The ceremony consists of two main parts, one being Buddhist, the other is a non-Buddhist. All the traditional practices such as feast or gift exchange happen to fall under the non-Buddhist part of the ceremony. The Buddhist part of the ceremony consists of prayers and gifts offered to the almighty and the monks. Vows of faithfulness to each other are taken in this part. They get a chance to select the scriptures they want to have read in their wedding. One of these very traditions incorporates both the bride and groom walking through the aisle carrying 21 strands of beads. The strand is called the ‘O juju’.
On the night before the wedding day, a religious ceremony is performed wherein the wife and husbands-to-be pay honor to the bride’s ancestors. The newlyweds are made to sit in front of the altar and nine monks are invited. A holy string joins the heads of the man and woman and is then unrolled into the priest's hands. Close to the first monk there is a vessel with a candle and water within. This is utilized as heavenly water for the following day. One priest holds a fan in one hand and a microphone in the other hand. The entire town can listen to the supplications to God being said to pay tribute to the couple. After the end of the supplications to God they backtrack to the sanctuary.
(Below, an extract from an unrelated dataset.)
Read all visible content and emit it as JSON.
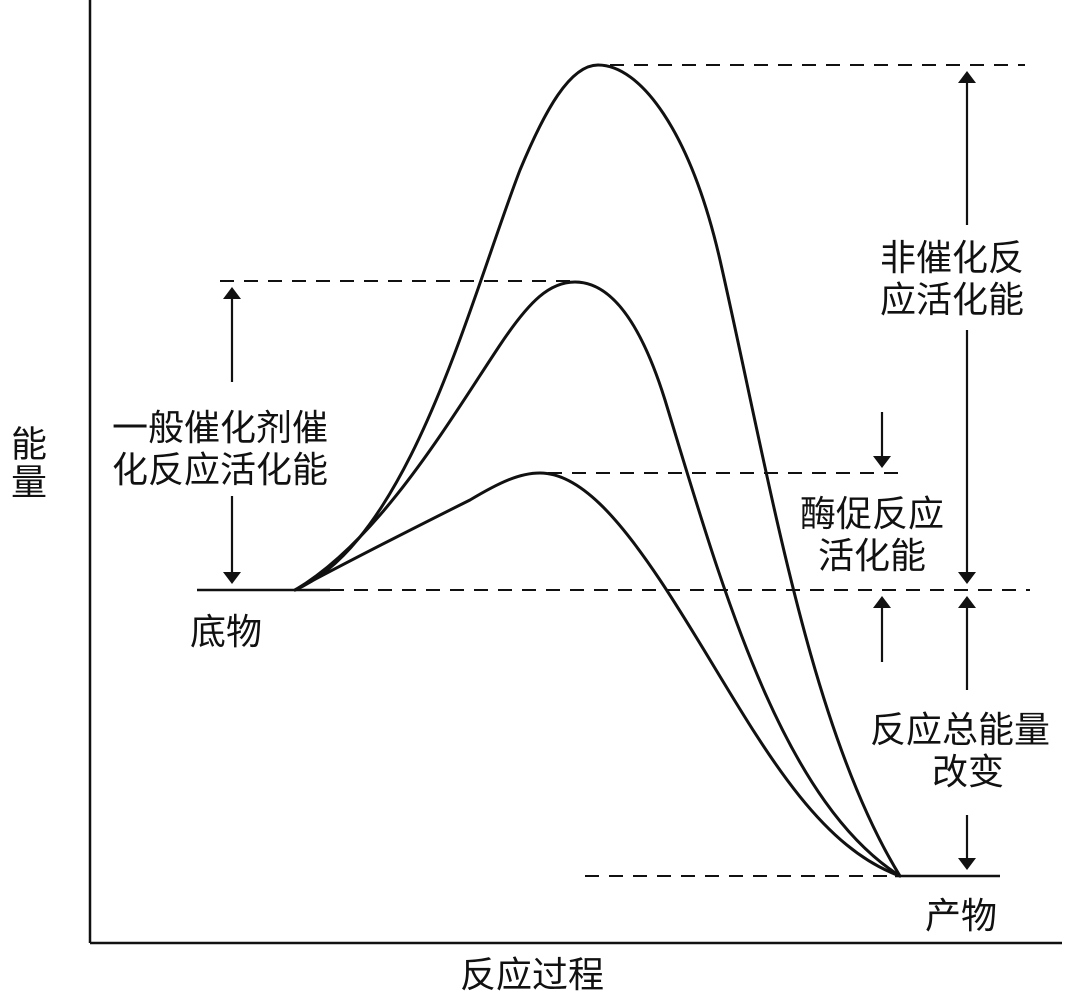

A customary pledge goes as follows: The groom will say, “Towards my wife I undertake to love and respect her, be kind and considerate, be faithful, delegate domestic management and present gifts to please her.” The bride will then say, “Towards my husband I undertake to perform my household duties efficiently, be hospitable to my in-laws and friends of my husband, be faithful, protect and invest our earnings and discharge my responsibilities lovingly and fastidiously.”
Prayers are said and holy water is thrown at the guests on the morning of the day of the wedding.
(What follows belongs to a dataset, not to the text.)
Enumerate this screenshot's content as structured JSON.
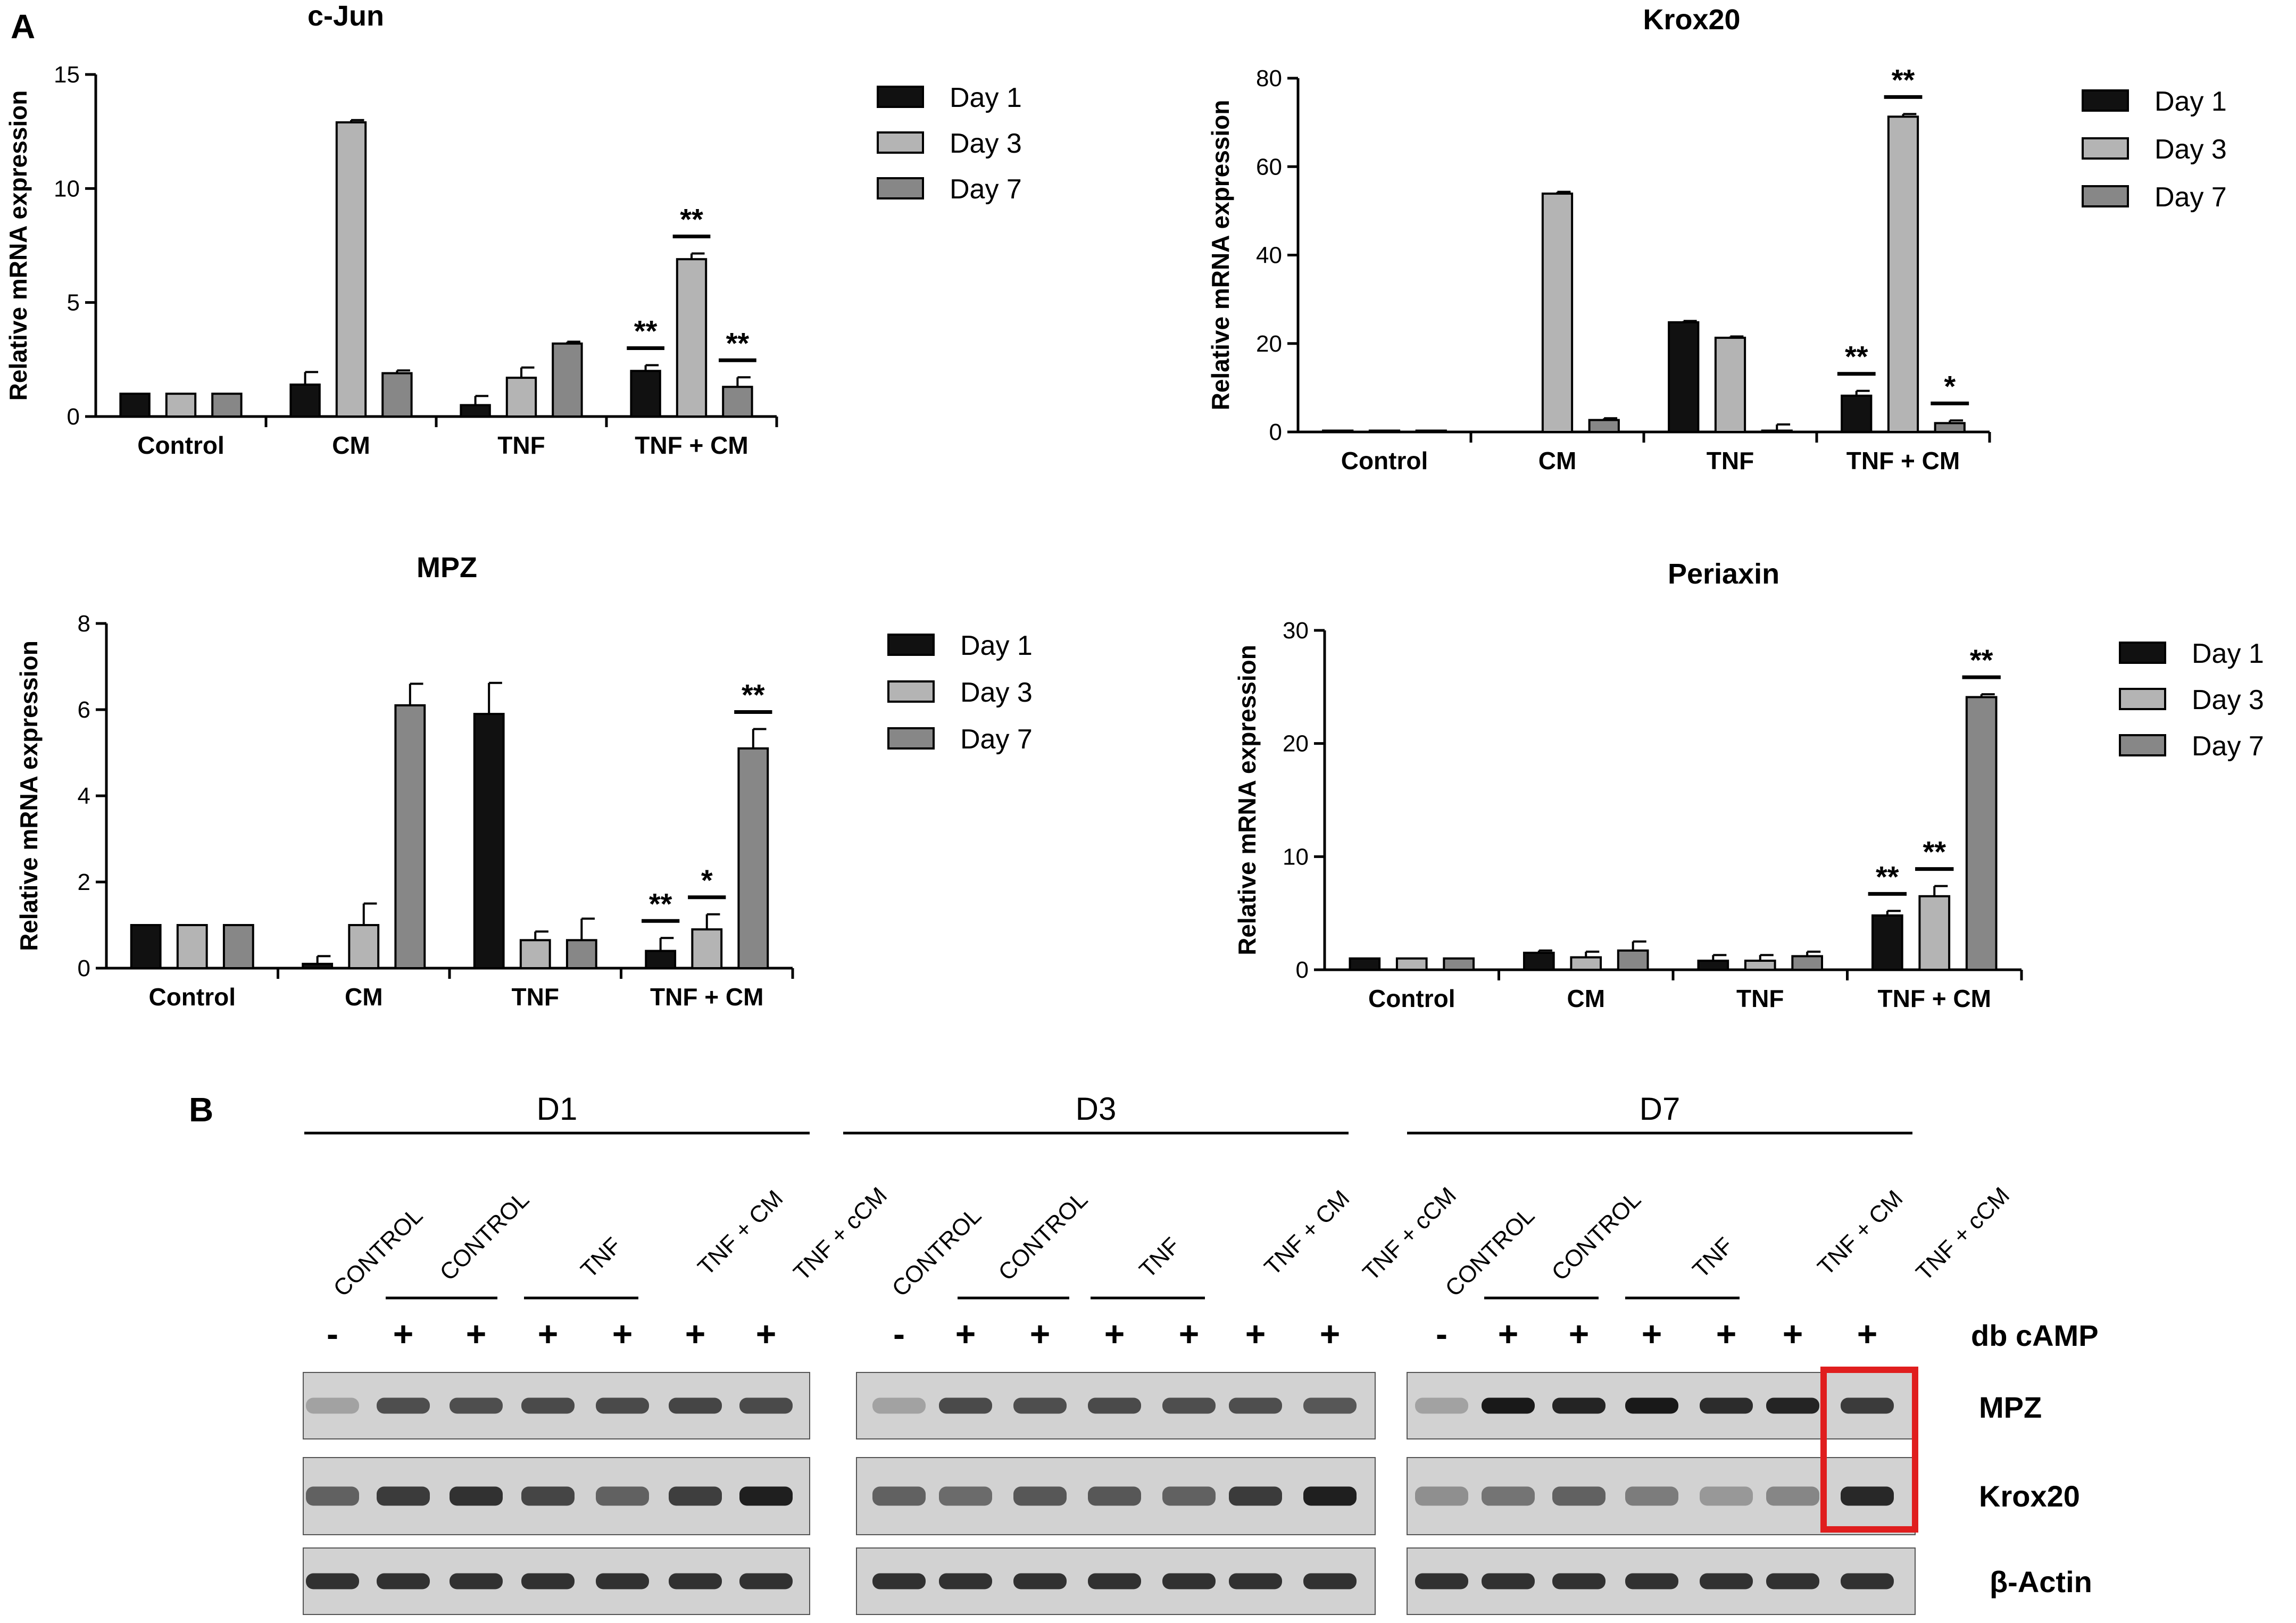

The string placed yet again on the couple’s heads that forms a circle around them. Nine trays each of which consist of different dishes is placed in front of the monks. Monks cannot touch money so at the end of the prayers, the newlyweds give the monks an envelope containing money.
There are no specific compulsory attires to be worn for the wedding. The groom may choose to wear a suit and the groom may go for anything which isn’t too revealing. Of course, the guests need to remember that they need to remove their shoes before they enter the temple for the blessings.
The ceremony is literally incomplete without music and dance. Traditional dances and women with independent folk performance exhibit their elegance in the wedding. As or the food, Buddhists prefer beef (not in some countries) or pork with a side dish of rice. Buddhists traditionally go for the oriental dishes, so they are generally steamed or roasted.
A Buddhist wedding is all about simplicity and placidness. By having a simple wedding, this elegant tradition provides for the focus on the more important aspect of the day; the bride, the groom and the love that’s in the air.